Anthea Bell l’a fait. Elle est même la seule traductrice à avoir adapté la totalité des 36 albums d’Astérix dans une même langue. Le dernier, Le Papyrus de César, de Jean-Yves Ferri et Didier Conrad (les nouveaux auteurs de la série), n’a pas échappé à son examen : «C’est un album qui n’a pas été facile à traduire, dit-elle, ce qui est plutôt bon signe » quant à sa qualité.

On ne s’attaque pas à un monument aussi complexe linguistiquement qu’Astérix sans se rappeler la nature même de son métier. « Si on préfère l’esprit à la lettre, traduire Astérix n’est pas impossible, affirme Anthea Bell. Même pour les jeux de mots, il y a toujours moyen de trouver quelque chose de semblable, à défaut d’être exact. »

Un calembour n’en est plus un dès lors qu’il est traduit littéralement : l’ancienne élève du Somerville College d’Oxford (où passèrent Indira Gandhi et Margaret Thatcher) s’est adossée à cette conviction pendant plus de quatre décennies afin de s’autoriser une liberté littéraire qui pourrait presque lui conférer le statut de coauteure de la série dans sa version anglaise.

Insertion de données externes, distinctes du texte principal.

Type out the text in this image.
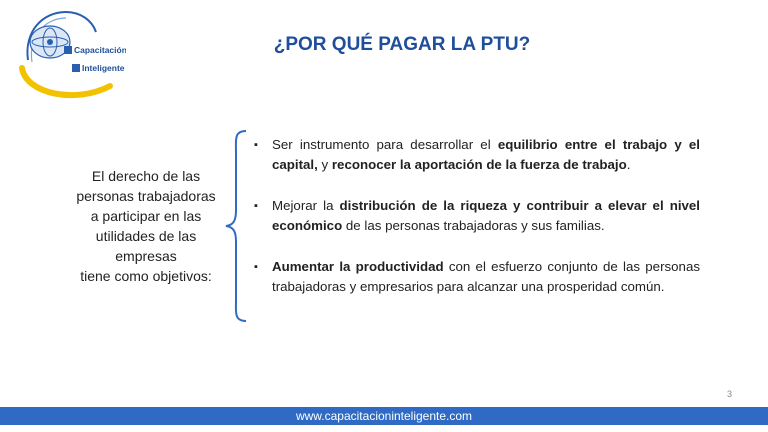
Capacitación
Inteligente
¿POR QUÉ PAGAR LA PTU?
El derecho de las
personas trabajadoras
a participar en las
utilidades de las
empresas
tiene como objetivos:
▪ Ser instrumento para desarrollar el equilibrio entre el trabajo y el capital, y reconocer la aportación de la fuerza de trabajo.
▪ Mejorar la distribución de la riqueza y contribuir a elevar el nivel económico de las personas trabajadoras y sus familias.
▪ Aumentar la productividad con el esfuerzo conjunto de las personas trabajadoras y empresarios para alcanzar una prosperidad común.
3
www.capacitacioninteligente.com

Son apport le plus notable concerne probablement les noms des personnages. Si Obélix et Astérix ont gardé le leur (asterisk et obelisk existent en anglais), Anthea Bell a dû rebptiser quelque 400 protagonistes. Le barde Assurancetourix est ainsi devenu Cacofonix – l’équivalent anglais d’assurance tous risques (all risk insurance) n’offrant aucun potentiel humoristique. Pour les mêmes raisons, le chien Idéfix a été baptisé Dogmatix outre-Manche, et le chef Abraracourcix à l’embonpoint généreux s’appelle, lui, Vitalstatistix (vital statistics signifiant notamment mensurations).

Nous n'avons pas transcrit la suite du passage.